In a serious attempt to downsize (reduce) the dole queue, The New National Green Labour Rhinoceros
Party has decided on the following strategy. Every day all dole applicants will be placed in a large
circle, facing inwards. Someone is arbitrarily chosen as number 1, and the rest are numbered counterclockwise
up to N (who will be standing on 1’s left). Starting from 1 and moving counter-clockwise,
one labour official counts off k applicants, while another official starts from N and moves clockwise,
counting m applicants. The two who are chosen are then sent off for retraining; if both officials pick
the same person she (he) is sent off to become a politician. Each official then starts counting again
at the next available person and the process continues until no-one is left. Note that the two victims
(sorry, trainees) leave the ring simultaneously, so it is possible for one official to count a person already
selected by the other official.
Input
Write a program that will successively read in (in that order) the three numbers (N, k and m; k, m > 0,
0 < N < 20) and determine the order in which the applicants are sent off for retraining.

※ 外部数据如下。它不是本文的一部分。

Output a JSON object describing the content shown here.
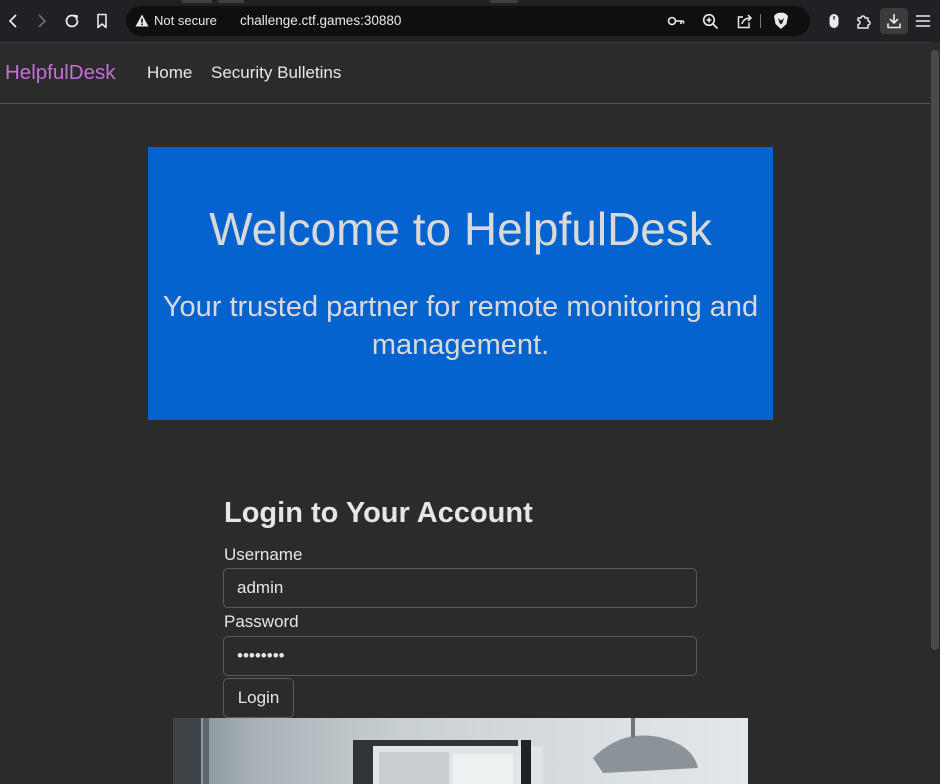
{
  "browser": {
    "security_label": "Not secure",
    "url": "challenge.ctf.games:30880",
    "icons": [
      "back-icon",
      "forward-icon",
      "reload-icon",
      "bookmark-icon",
      "warning-icon",
      "key-icon",
      "zoom-icon",
      "share-icon",
      "brave-shield-icon",
      "mouse-icon",
      "extensions-icon",
      "download-icon",
      "menu-icon"
    ]
  },
  "site": {
    "brand": "HelpfulDesk",
    "nav": {
      "home": "Home",
      "bulletins": "Security Bulletins"
    },
    "brand_color": "#c46fd6"
  },
  "hero": {
    "title": "Welcome to HelpfulDesk",
    "subtitle": "Your trusted partner for remote monitoring and management.",
    "background": "#0563d0"
  },
  "login": {
    "heading": "Login to Your Account",
    "username_label": "Username",
    "username_value": "admin",
    "password_label": "Password",
    "password_value": "••••••••",
    "button_label": "Login"
  },
  "photo": {
    "alt_description_icon": "office-photo"
  }
}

Each set of
three numbers will be on a separate line and the end of data will be signalled by three zeroes (0 0 0).
Output
For each triplet, output a single line of numbers specifying the order in which people are chosen. Each
number should be in a field of 3 characters. For pairs of numbers list the person chosen by the counterclockwise
official first. Separate successive pairs (or singletons) by commas (but there should not be a
trailing comma).
Note: The symbol ? in the Sample Output below represents a space.
Sample Input
10 4 3
0 0 0
Sample Output
??4??8,??9??5,??3??1,??2??6,?10,??7
题意:两个人从一个数字围成的圈中选数,一个顺时针选,另一个逆时针选,各自数一个固定的数后将那个数拿出去,如果两个人选到了同一个数,就只输出一个,否则先输出A的再输出B的。
题解:用一个大小为人数的数组表示这个圈,如果写数组元素的移动,代码就会变得很"丑陋"(个人这样认为),因此我们将选出去的数赋值为0,数数的时候跳过0去选。
代码:
#include<bits/stdc++.h>
using namespace std;
int n,k,m;
int a[21];
int read()//快速读入
{
int x=0,f=1;
char ch=getchar();
while(ch<'0'||ch>'9'){if(ch=='-')f=-1;ch=getchar();}
while(ch>='0'&&ch<='9'){x=x*10+ch-'0';ch=getchar();}
return x*f;
}
int go(int p,int d,int t)//选人,d是标识是正循环还是逆循环
{
while(t--)
do{p=(p+d+n-1)%n+1;}while(!a[p]);//找到下一个非0的数字
return p;
}
int main()
{
while(1)
{
n=read();k=read();m=read();
if(!n)break;
for(int i=1;i<=n;i++)a[i]=i;
int left=n,p1=n,p2=1;
while(left)
{
p1=go(p1,1,k);//正循环
p2=go(p2,-1,m);//逆循环
printf("%3d",p1);left--;//选出去一个人后,记得减去1
if(p2!=p1){printf("%3d",p2);left--;}
a[p1]=a[p2]=0;//将选出去的数字赋值成0,接下来的循环遇到了就跳过
if(left)printf(",");
}
puts("");
}
return 0;
}